Mumbai, May 18: After the free fall on Monday that cost the stock market 565 points, a series of positive developments, including a massive salvage operation by financial institutions, led to a strong recovery of over 372 points in the sensex, with a sizeable part credited to speculation of Manmohan Singh becoming the next Prime Minister.
The BSE benchmark 30-share index opened firm at 4547.70 and later rallied sharply to an intra-day high of 4949.27 before closing at 4877.02, a net rise of 371.86 points — the second largest gain in the history of BSE.
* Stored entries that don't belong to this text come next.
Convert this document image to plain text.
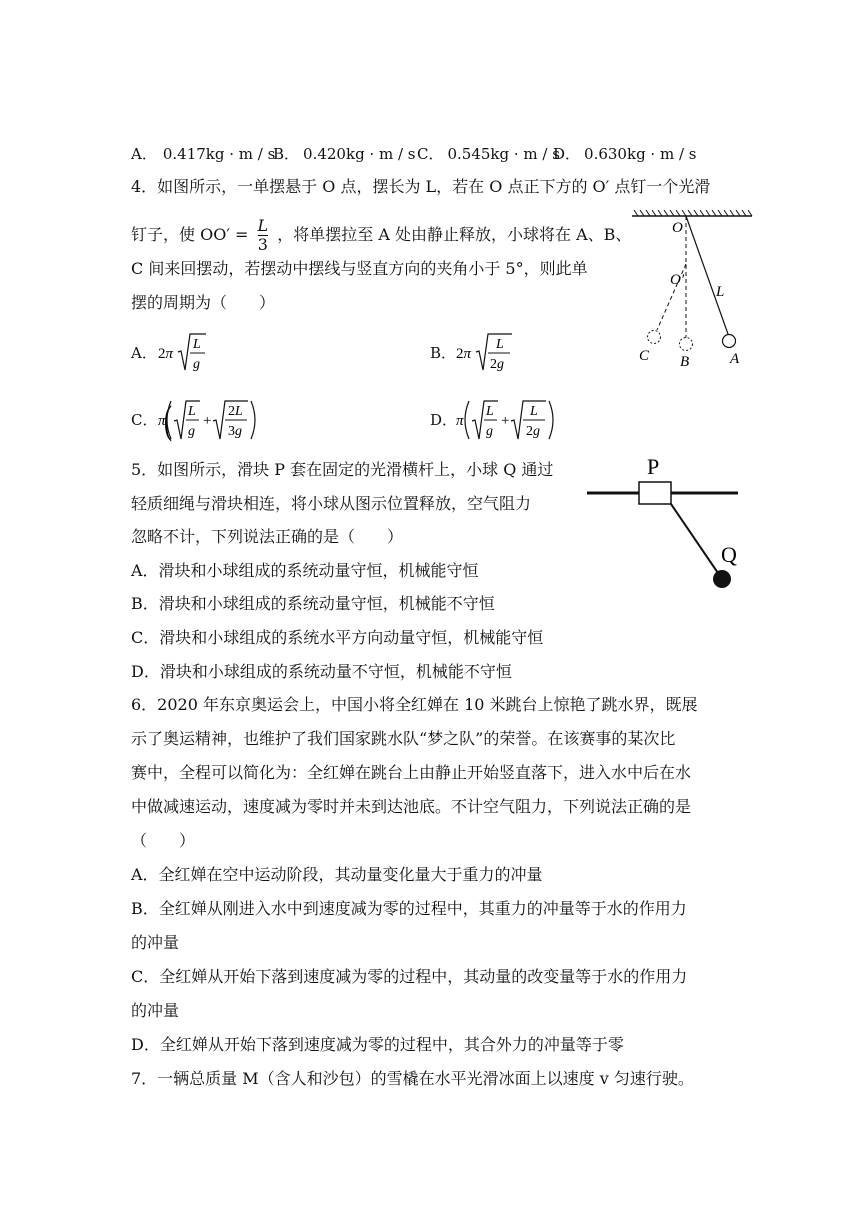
A． 0.417kg · m / s
B． 0.420kg · m / s C． 0.545kg · m / s
D． 0.630kg · m / s
4．如图所示，一单摆悬于 O 点，摆长为 L，若在 O 点正下方的 O′ 点钉一个光滑
钉子，使 $OO' = \frac{L}{3}$ ，将单摆拉至 A 处由静止释放，小球将在 A、B、
C 间来回摆动，若摆动中摆线与竖直方向的夹角小于 5°，则此单
摆的周期为（　　）
O
O′
L
A
B
C
A． 2π
L
g
B． 2π
L
2g
C． π
( L
g
+
2L
3g
D．
π
L
g
+
L
2g
5．如图所示，滑块 P 套在固定的光滑横杆上，小球 Q 通过
轻质细绳与滑块相连，将小球从图示位置释放，空气阻力
忽略不计，下列说法正确的是（　　）
A．滑块和小球组成的系统动量守恒，机械能守恒
B．滑块和小球组成的系统动量守恒，机械能不守恒
C．滑块和小球组成的系统水平方向动量守恒，机械能守恒
D．滑块和小球组成的系统动量不守恒，机械能不守恒
P
Q
6．2020 年东京奥运会上，中国小将全红婵在 10 米跳台上惊艳了跳水界，既展
示了奥运精神，也维护了我们国家跳水队“梦之队”的荣誉。在该赛事的某次比
赛中，全程可以简化为：全红婵在跳台上由静止开始竖直落下，进入水中后在水
中做减速运动，速度减为零时并未到达池底。不计空气阻力，下列说法正确的是
（　　）
A．全红婵在空中运动阶段，其动量变化量大于重力的冲量
B．全红婵从刚进入水中到速度减为零的过程中，其重力的冲量等于水的作用力
的冲量
C．全红婵从开始下落到速度减为零的过程中，其动量的改变量等于水的作用力
的冲量
D．全红婵从开始下落到速度减为零的过程中，其合外力的冲量等于零
7．一辆总质量 M（含人和沙包）的雪橇在水平光滑冰面上以速度 v 匀速行驶。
Early morning trades saw prices bouncing off from their lows, which many players surmised as a relief rally. The momentum picked up dramatically as news of Sonia Gandhi opting out trickled in around 2.30 pm. The gains accelerated in the last one hour and the sensex closed up 8.25 per cent.
“It’s a rebound, I guess,” says Arun Kejriwal of Kejriwal Research & Investment Services. “To sustain this, we need to see a common minimum programme and a Prime Minister,” he added.
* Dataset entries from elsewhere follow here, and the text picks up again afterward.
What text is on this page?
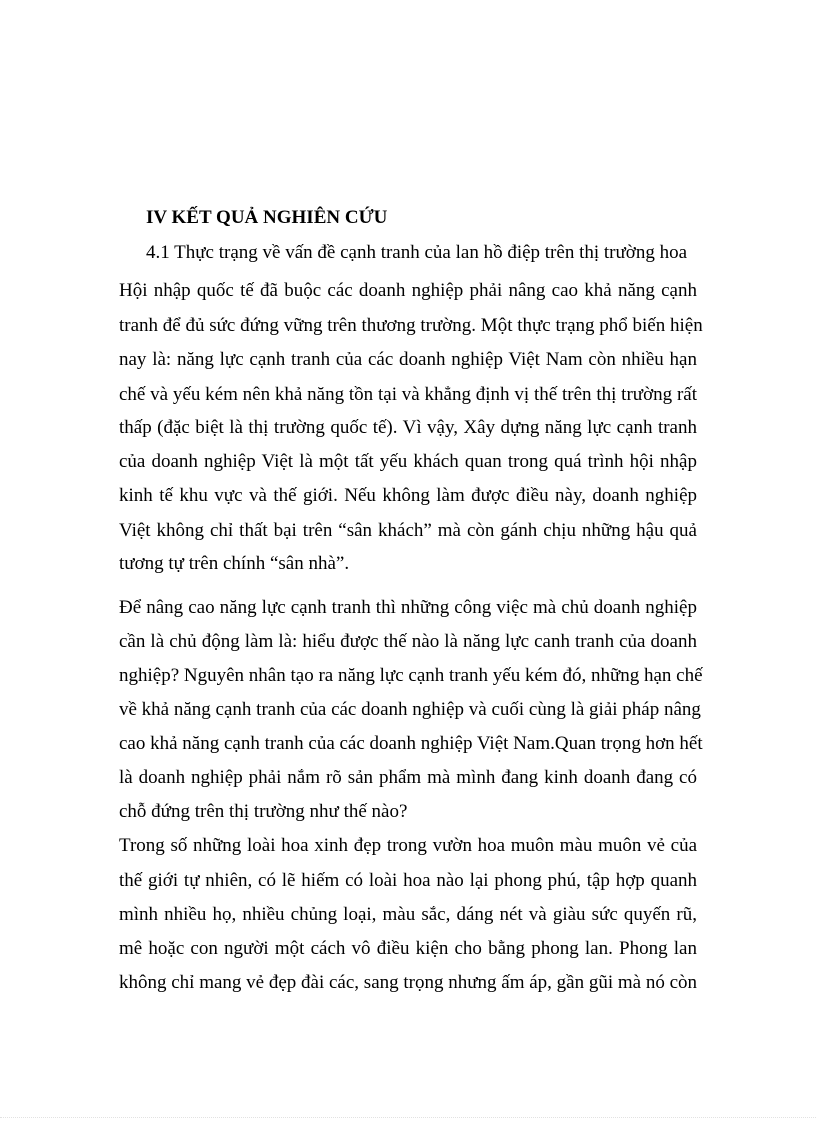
IV KẾT QUẢ NGHIÊN CỨU
4.1 Thực trạng về vấn đề cạnh tranh của lan hồ điệp trên thị trường hoa
Hội nhập quốc tế đã buộc các doanh nghiệp phải nâng cao khả năng cạnh
tranh để đủ sức đứng vững trên thương trường. Một thực trạng phổ biến hiện
nay là: năng lực cạnh tranh của các doanh nghiệp Việt Nam còn nhiều hạn
chế và yếu kém nên khả năng tồn tại và khẳng định vị thế trên thị trường rất
thấp (đặc biệt là thị trường quốc tế). Vì vậy, Xây dựng năng lực cạnh tranh
của doanh nghiệp Việt là một tất yếu khách quan trong quá trình hội nhập
kinh tế khu vực và thế giới. Nếu không làm được điều này, doanh nghiệp
Việt không chỉ thất bại trên “sân khách” mà còn gánh chịu những hậu quả
tương tự trên chính “sân nhà”.
Để nâng cao năng lực cạnh tranh thì những công việc mà chủ doanh nghiệp
cần là chủ động làm là: hiểu được thế nào là năng lực canh tranh của doanh
nghiệp? Nguyên nhân tạo ra năng lực cạnh tranh yếu kém đó, những hạn chế
về khả năng cạnh tranh của các doanh nghiệp và cuối cùng là giải pháp nâng
cao khả năng cạnh tranh của các doanh nghiệp Việt Nam.Quan trọng hơn hết
là doanh nghiệp phải nắm rõ sản phẩm mà mình đang kinh doanh đang có
chỗ đứng trên thị trường như thế nào?
Trong số những loài hoa xinh đẹp trong vườn hoa muôn màu muôn vẻ của
thế giới tự nhiên, có lẽ hiếm có loài hoa nào lại phong phú, tập hợp quanh
mình nhiều họ, nhiều chủng loại, màu sắc, dáng nét và giàu sức quyến rũ,
mê hoặc con người một cách vô điều kiện cho bằng phong lan. Phong lan
không chỉ mang vẻ đẹp đài các, sang trọng nhưng ấm áp, gần gũi mà nó còn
The market recouped a good part of its Black-Monday losses today due to bargain hunting and short covering in blue chip stocks. The early morning session saw a salvage operation by Indian financial institutions.
HDFC Bank, a blue chip stock, rose 24.47 per cent to Rs 356.30. Wipro gained 22.33 per cent, recovering from its intra-day low of Rs 1,230 to Rs 1543.60.
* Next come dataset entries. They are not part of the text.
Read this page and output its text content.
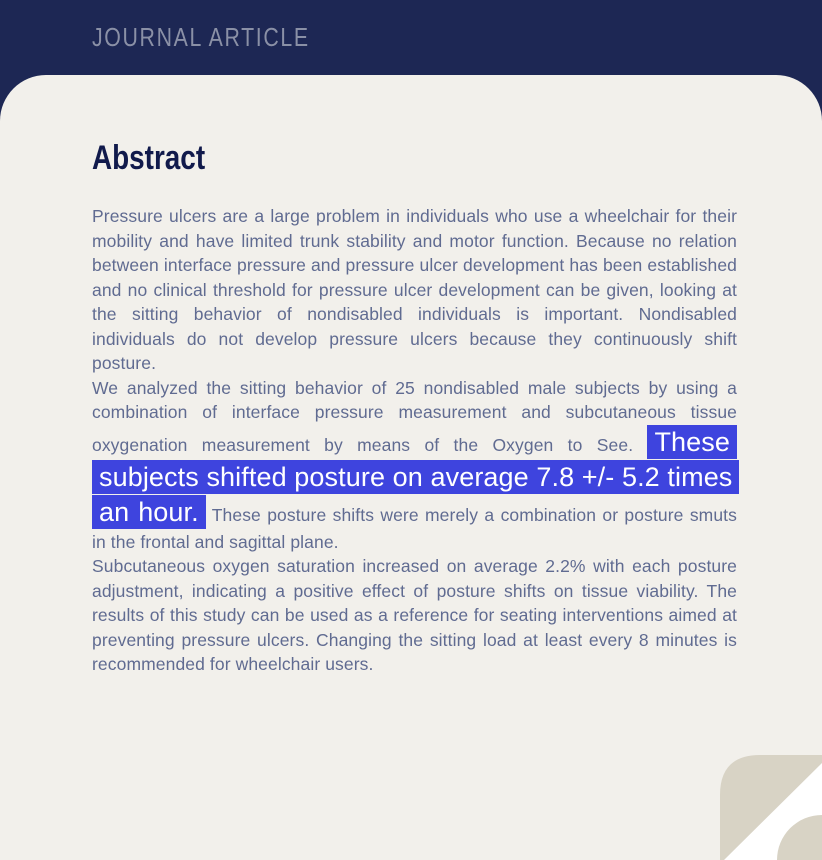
JOURNAL ARTICLE
Abstract

Pressure ulcers are a large problem in individuals who use a wheelchair for their mobility and have limited trunk stability and motor function. Because no relation between interface pressure and pressure ulcer development has been established and no clinical threshold for pressure ulcer development can be given, looking at the sitting behavior of nondisabled individuals is important. Nondisabled individuals do not develop pressure ulcers because they continuously shift posture.

We analyzed the sitting behavior of 25 nondisabled male subjects by using a combination of interface pressure measurement and subcutaneous tissue oxygenation measurement by means of the Oxygen to See. These subjects shifted posture on average 7.8 +/- 5.2 times an hour. These posture shifts were merely a combination or posture smuts in the frontal and sagittal plane.

Subcutaneous oxygen saturation increased on average 2.2% with each posture adjustment, indicating a positive effect of posture shifts on tissue viability. The results of this study can be used as a reference for seating interventions aimed at preventing pressure ulcers. Changing the sitting load at least every 8 minutes is recommended for wheelchair users.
PSU stocks were back in favour. After being dumped as the privatisation programme hit a roadblock, they staged a smart recovery as the dividend paying companies are expected to give good yields at current prices. HPCL closed at Rs 318.85, up 1.29 per cent over its previous close.
The rally was enlivened by the Reserve Bank’s decision to reduce the margins by 10 per cent to 40 per cent for bank financing against shares. Further, the minimum cash margin of 25 per cent (within the margin of 50 per cent) was cut to 20 per cent.
The banking and technology sectors shot into prominence on the back of continuous buy orders at attractive price levels.
The banking index shot up 276.99 points or 12.13 per cent to close at 2561.08 compared with its previous close of 2284.09 and the BSE-infotech index zoomed 175.81 points or 11.34 per cent to 1726.51 from its last close of 1550.70. The volume of business rose sharply to Rs 2479.88 crore from Rs 2059.56 crore on Monday.
The BSE-PSU index bounced back by 185.64 points or 6.65 per cent to 2979.01 against Monday’s close of 2793.37.
FIIs quiet. Who sold'
Interestingly, the market regulator’s figures have revealed that foreign institutional investors, who have been selling in the past week, were quiet on Monday. FIIs invested Rs 1,236.40 crore and sold shares worth Rs 1,299.90 crore, with a net sales figure of Rs 63.60 crore. Therefore, their contribution to the fall was very small. Today, FIIs made fairly good investments in blue-chips at the prevailing lower levels.
The FII net sales figures fuelled several conspiracy theories on who pushed the markets off the cliff on Monday. Dealers say if banks were selling it would have been during mid-day trades and not in the morning. It could even be FIIs who sold big during early trades only to buy later, say some analysts. Or it could be some treasury market operations by companies, they hinted.
Sebi swings into action
The Securities and Exchange Board of India (Sebi) today met exchange representatives to take stock of the situation. The regulator asserted that the financial markets were safe for investing and there was no payment crisis.
Sebi said the risk management systems at the exchanges were “robust” enough to withstand extreme volatility and there would not be any problem in settlement of trades. The statement had a positive impact.